Le choix de l'exhaustivité

Comment le décider d'ailleurs parmi un tel maquis de textes, tous ayant un intérêt, même si une partie des auteurs traités ne nous disent plus rien. C'est donc l'exhaustivité qui a prévalu pour cette édition. Et c'est tant mieux.

La longévité et la prolixité de Maurice Nadeau offrent une vue surplombante de la littérature française durant un bon demi-siècle. Le premier tome, qui paraît le 21 novembre, couvre, de 1945 à 1951, les années Combat, le journal animé par Pascal Pia et Albert Camus dont il dirigeait la page littéraire. Un deuxième, consacré aux années de la revue Les Lettres Nouvelles (1952-1965), paraîtra à la rentrée 2019, et un troisième sur les années de La Quinzaine littéraire (1966-2013) à l'automne 2020. Près de 5 000 pages au total pour saisir comment ce trotskiste garda ses sympathies pour les surréalistes, malgré sa brouille avec Breton, et surtout comment il a maintenu cette proximité avec le mouvement des idées de son temps.

Cette œuvre critique est faite d'articles, d'admirations, de découvertes. Les grands éditeurs sont souvent des écrivains rentrés qui trouvent chez les autres des miroirs dans lesquels ils se reconnaissent. Maurice Nadeau était de ceux-là.

Gilles Nadeau, qui a tout lu, s'émerveille encore des télescopages d'un lecteur attentif qui passait sans souci des romans à la philosophie. « Il maniait bien l'ironie. » On peut le constater dans l'article qu'il consacre à François Mauriac. Il défend aussi sans scrupule les ouvrages qu'il édite si personne ne s'y intéresse. C'est le cas pour Malcom Lowry dont il publie Au-dessous du volcan chez Corrêa en 1950.

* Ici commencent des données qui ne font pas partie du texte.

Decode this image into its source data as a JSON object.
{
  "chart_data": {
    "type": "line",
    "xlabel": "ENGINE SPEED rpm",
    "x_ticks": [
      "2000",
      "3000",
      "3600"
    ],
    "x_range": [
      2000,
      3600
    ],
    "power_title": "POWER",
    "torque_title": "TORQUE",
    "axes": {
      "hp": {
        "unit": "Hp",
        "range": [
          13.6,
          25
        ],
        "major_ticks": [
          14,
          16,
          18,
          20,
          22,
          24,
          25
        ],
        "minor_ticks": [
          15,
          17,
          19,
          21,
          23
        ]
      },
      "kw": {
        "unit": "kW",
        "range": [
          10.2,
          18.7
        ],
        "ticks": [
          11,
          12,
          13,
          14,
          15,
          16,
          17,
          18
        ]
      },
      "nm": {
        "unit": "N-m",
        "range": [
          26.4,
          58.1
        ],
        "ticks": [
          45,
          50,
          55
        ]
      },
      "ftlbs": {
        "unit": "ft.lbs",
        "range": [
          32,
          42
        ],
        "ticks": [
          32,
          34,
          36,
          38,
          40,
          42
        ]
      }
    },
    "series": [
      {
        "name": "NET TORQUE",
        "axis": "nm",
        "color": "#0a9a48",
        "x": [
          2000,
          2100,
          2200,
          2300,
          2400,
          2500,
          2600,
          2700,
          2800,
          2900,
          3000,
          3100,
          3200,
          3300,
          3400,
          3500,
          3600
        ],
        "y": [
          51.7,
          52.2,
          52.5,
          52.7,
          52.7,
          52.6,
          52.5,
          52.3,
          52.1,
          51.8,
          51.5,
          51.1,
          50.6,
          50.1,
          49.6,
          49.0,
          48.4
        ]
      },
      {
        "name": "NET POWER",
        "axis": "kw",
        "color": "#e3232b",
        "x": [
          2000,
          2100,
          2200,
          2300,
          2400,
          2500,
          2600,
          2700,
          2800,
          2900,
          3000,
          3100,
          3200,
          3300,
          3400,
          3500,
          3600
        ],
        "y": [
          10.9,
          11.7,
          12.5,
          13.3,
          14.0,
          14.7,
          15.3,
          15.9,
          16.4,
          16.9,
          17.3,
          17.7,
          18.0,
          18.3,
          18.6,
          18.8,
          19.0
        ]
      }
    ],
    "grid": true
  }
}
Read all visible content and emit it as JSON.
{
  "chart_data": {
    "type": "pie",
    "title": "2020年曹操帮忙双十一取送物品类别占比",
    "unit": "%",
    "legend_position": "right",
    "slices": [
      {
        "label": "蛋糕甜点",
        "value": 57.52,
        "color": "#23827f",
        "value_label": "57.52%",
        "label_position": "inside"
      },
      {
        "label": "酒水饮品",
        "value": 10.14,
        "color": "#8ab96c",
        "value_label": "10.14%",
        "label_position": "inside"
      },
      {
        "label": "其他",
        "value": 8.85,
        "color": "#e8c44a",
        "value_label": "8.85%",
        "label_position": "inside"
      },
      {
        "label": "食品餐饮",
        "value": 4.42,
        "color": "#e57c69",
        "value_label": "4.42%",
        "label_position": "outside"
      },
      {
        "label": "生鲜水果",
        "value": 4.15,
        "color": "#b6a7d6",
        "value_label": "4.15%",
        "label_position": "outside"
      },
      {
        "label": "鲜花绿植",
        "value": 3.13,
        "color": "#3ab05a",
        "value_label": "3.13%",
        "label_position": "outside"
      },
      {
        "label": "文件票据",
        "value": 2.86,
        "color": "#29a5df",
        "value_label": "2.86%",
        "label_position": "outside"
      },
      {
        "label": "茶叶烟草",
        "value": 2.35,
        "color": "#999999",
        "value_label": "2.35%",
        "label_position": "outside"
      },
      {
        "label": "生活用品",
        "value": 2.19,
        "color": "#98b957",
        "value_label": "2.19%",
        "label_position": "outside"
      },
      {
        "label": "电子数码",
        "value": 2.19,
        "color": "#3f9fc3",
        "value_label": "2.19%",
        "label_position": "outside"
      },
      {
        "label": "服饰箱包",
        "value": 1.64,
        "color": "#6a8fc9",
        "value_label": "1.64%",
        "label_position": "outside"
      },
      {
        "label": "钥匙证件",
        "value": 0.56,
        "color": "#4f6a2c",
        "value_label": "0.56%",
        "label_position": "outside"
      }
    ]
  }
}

« J'ai découvert une puissance d'écriture comme j'avais découvert mon père en faisant un film sur lui en 2005 », explique le réalisateur qui a repris la maison d'édition de son père en 2014. Cette vigueur du style se révèle d'autant plus quand les textes retenus sont forts. Quand il évoque les manuscrits de la mer Morte, il se fait théologien dubitatif. Lorsqu'il parle des poésies d'Aimé Césaire, il devient lyrique. Les livres des autres l'inspirent. Il fait son miel de ces fleurs étranges qu'il butine avec avidité, jusqu'à des heures indues.

Déjà aux aguets

« Je reconnais Nadeau dans ces pages, indique Tiphaine Samoyault, la préfacière de ce premier volume. Je l'ai connu pendant près de vingt ans à la Quinzaine et j'ai retrouvé un Nadeau déjà aux aguets, vigilant, passionné, avec la conviction que la littérature est fondamentale pour le débat d'idées. Dans cette époque de reconfiguration de l'après-guerre, il est aussi très attentif à la poésie et aux livres d'histoire. Il prend tout cela en charge en son nom. On ne voit pas encore le Nadeau découvreur, mais on le sent poindre. Sa méthode ? Appuyer sa lecture de convictions esthétiques et politiques. Si un texte n'entre pas dans le champ du débat d'idées, il ne s'y intéresse pas. Ce volume a confirmé l'intuition que j'avais et la place qu'il tenait dans le monde des idées. Il s'est acharné à donner des repères. Il y a chez lui une détermination farouche à reconstruire l'époque par les livres. On distingue clairement cette énergie, cette certitude à poser des lumières dans la nuit. Ce journalisme littéraire s'écrit certes au présent, mais il veut aussi donner des repères sur ce qui restera, sur ce qui est amené à durer comme c'est le cas par exemple pour Romain Gary, Henri Michaux ou Roger Vailland. »

Face à Sartre, qui dans Les Temps modernes reproche à la critique en général son manque de discernement, Maurice Nadeau répond dans la revue des jeunes socialistes Gavroche : « Nous avons une autre conception de la critique. Parce que nous ne pensons pas "faire notre histoire à l'aveuglette", mais avec le plus de conscience possible. » C'est pourquoi, cigarette après cigarette, il tapait ses articles avec la conviction si chère à son mentor Albert Camus que si la littérature ne pouvait pas refaire le monde elle avait la tâche plus grande encore d'empêcher qu'à nouveau il ne se défasse.